O cacique geral Anacé, Antônio Ferreira, compartilha que a tribo vive com medo. Ele vive naquele pedaço de chão desde que nasceu, mas já foi detido uma vez, há quatro anos, levado à polícia como invasor. O temor é que o considerado "dono da terra" apareça e expulse as cerca de 1.400 pessoas da tribo, que vivem espalhadas em um espaço indígena que vai da BR-222 até o mar, ao menos em teoria. "Nós não temos segurança ao nosso redor, vivemos aqui só guardados por Deus", diz.

"Nós precisamos da nossa terra demarcada, estamos nesses conflitos porque a terra foi estudada mas não foi demarcada", reivindica o cacique, sempre falando na primeira pessoa do plural, por todos aqueles que o têm como líder. Ele conta que o "ser índio" vem desde pequeno rodeada de medo. Sua avó brigava quando falavam sobre o assunto, a identidade era escondida. "Houve a necessidade de omitir a identidade para não morrer. Hoje a gente fala para poder viver", resume seu filho, Roberto Anacé.

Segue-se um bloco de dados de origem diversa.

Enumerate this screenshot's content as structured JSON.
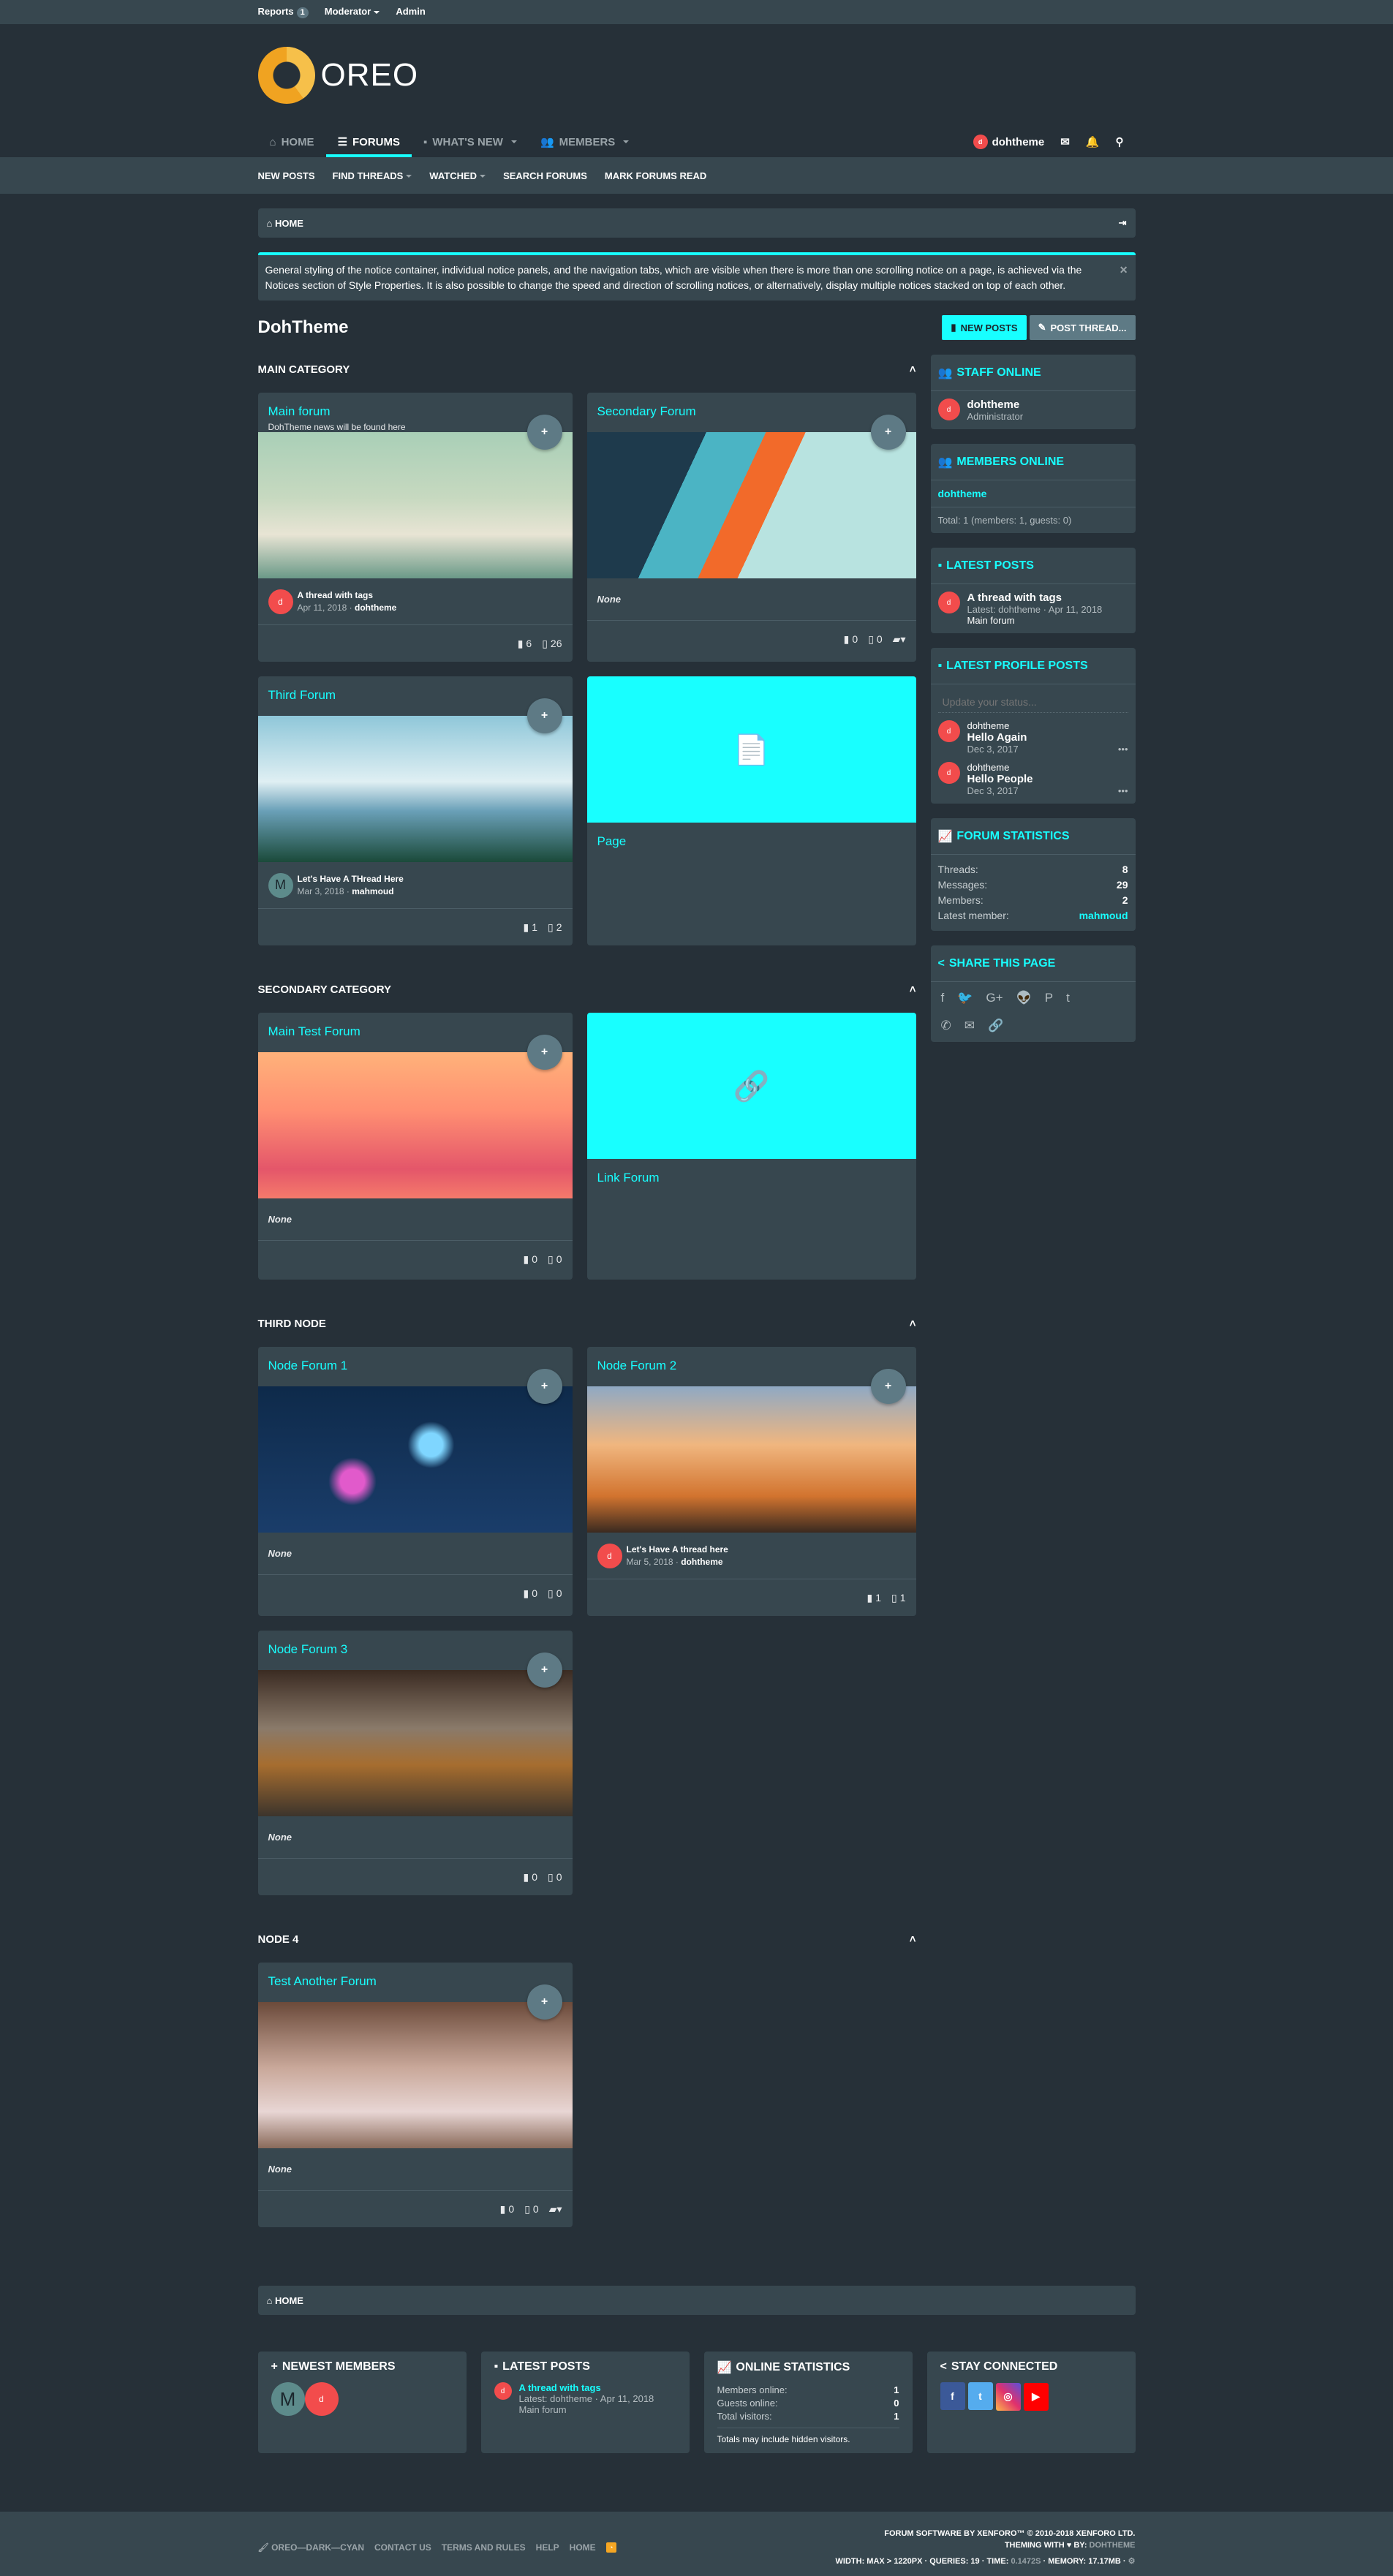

Também filho do cacique, Francisco Climério é crítico sobre o Dia do Índio, data em alusão ao I Congresso Indigenistas Interamericano, realizado em Patzcuaro, no México, em 1940. "É uma data muito mais de sofrimento que de comemoração", critica. Seu irmão Roberto Anacé complementa: "São 364 dias de sofrimento procurando não morrer e um dia de prêmio de consolação".

No Ceará, 14 etnias se espalham por 18 municípios, reunindo 26 mil indígenas, o que corresponde a 17% do total desta população no Nordeste.